I think the hue shift (yellow to green) looks pretty good though and I have maxed out the saturation, so even a normally white light appears bright purple. Like I said in my comment, you will need to increase the lightness and saturation if you want to colorize patches of black and white. Hopefully, you can figure out what you need from this example.
image used: http://commons.wikimedia.org/wiki/File:Amman_(Jordan)_at_night.jpg
I found a better solution by myself which can solve the problem with the black and white.
So basically the solution can be solved in multiple steps. Here I will define the steps. Later I'll provide some working code:
Get the image
Calculate the predominant color, averaging the image pixels or simply providing an input RGB value which is the predominant that your eye can catch.
If the predominant tends to be black or white, or both, the image has to be recolored with an addictive or subtractive method, addictive if black, subtractive if white. So basically all RGB pixels should be attenuated or sharpened until RED. I think that the best solution should be RED, because RED is first in the HUE scale, and this can help when we will hue-shift the pixels.
To have a unique algorithm which can work with different kind of images, not only black predominant or white, ideally the input the non-black and non-white predominant images should be pre-hueshifted manually, using photoshop or with another algorithm in a way that the new predominant color results to be RED too
After that the Hue shifting coloring is straighforward. We know that the predominant color is RED for all the images, and we'll shift the HUE values with a difference between the HSV value of the desired color and the HSV of the predominant color (RED).
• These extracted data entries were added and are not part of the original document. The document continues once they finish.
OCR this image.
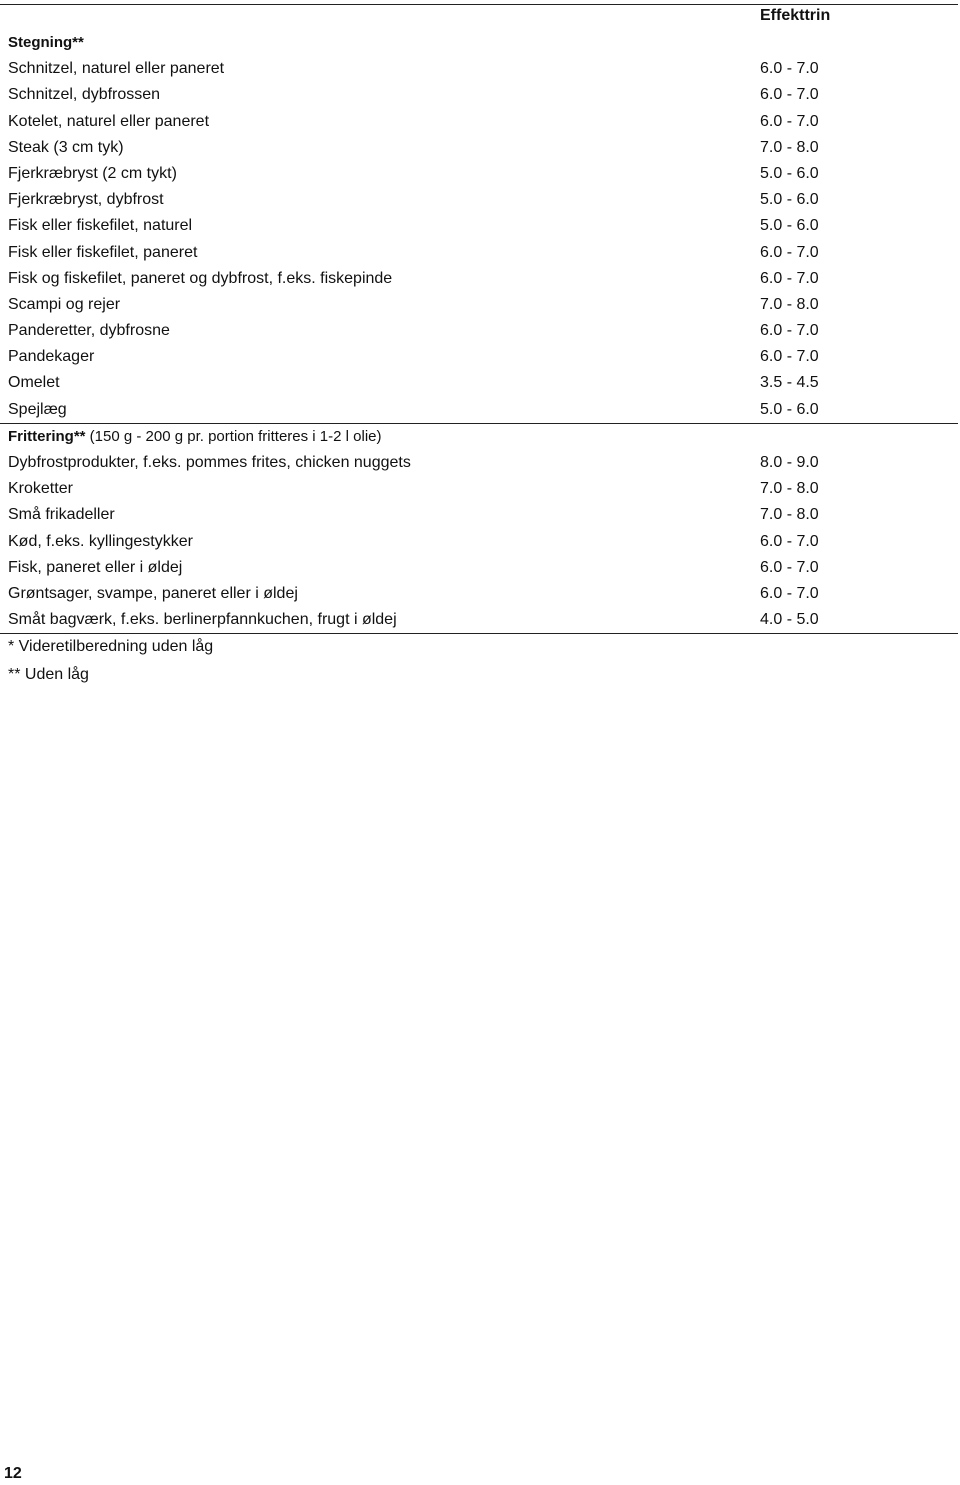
Effekttrin
Stegning**
Schnitzel, naturel eller paneret	6.0 - 7.0
Schnitzel, dybfrossen	6.0 - 7.0
Kotelet, naturel eller paneret	6.0 - 7.0
Steak (3 cm tyk)	7.0 - 8.0
Fjerkræbryst (2 cm tykt)	5.0 - 6.0
Fjerkræbryst, dybfrost	5.0 - 6.0
Fisk eller fiskefilet, naturel	5.0 - 6.0
Fisk eller fiskefilet, paneret	6.0 - 7.0
Fisk og fiskefilet, paneret og dybfrost, f.eks. fiskepinde	6.0 - 7.0
Scampi og rejer	7.0 - 8.0
Panderetter, dybfrosne	6.0 - 7.0
Pandekager	6.0 - 7.0
Omelet	3.5 - 4.5
Spejlæg	5.0 - 6.0
Frittering** (150 g - 200 g pr. portion fritteres i 1-2 l olie)
Dybfrostprodukter, f.eks. pommes frites, chicken nuggets	8.0 - 9.0
Kroketter	7.0 - 8.0
Små frikadeller	7.0 - 8.0
Kød, f.eks. kyllingestykker	6.0 - 7.0
Fisk, paneret eller i øldej	6.0 - 7.0
Grøntsager, svampe, paneret eller i øldej	6.0 - 7.0
Småt bagværk, f.eks. berlinerpfannkuchen, frugt i øldej	4.0 - 5.0
* Videretilberedning uden låg
** Uden låg
12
Game over. We have a pretty universal way to color different images with hue shifting in a natural way.
Another question could be how to authomatically pre-shift the input images which predominant color is not black or white.
But this is another question.
Why this coloring method could be considered natural. Simply consider one thing. Generally the non dominant black or white colors are part of the shadows and light which gives a 3D feel to the images. On the other hand if my shoes are 100% black and i will tint them with some colors, they will no more be black. Color the dominant black cannot be achieved simply shifting the HSV parameters but other steps should be performed. The steps are the above described.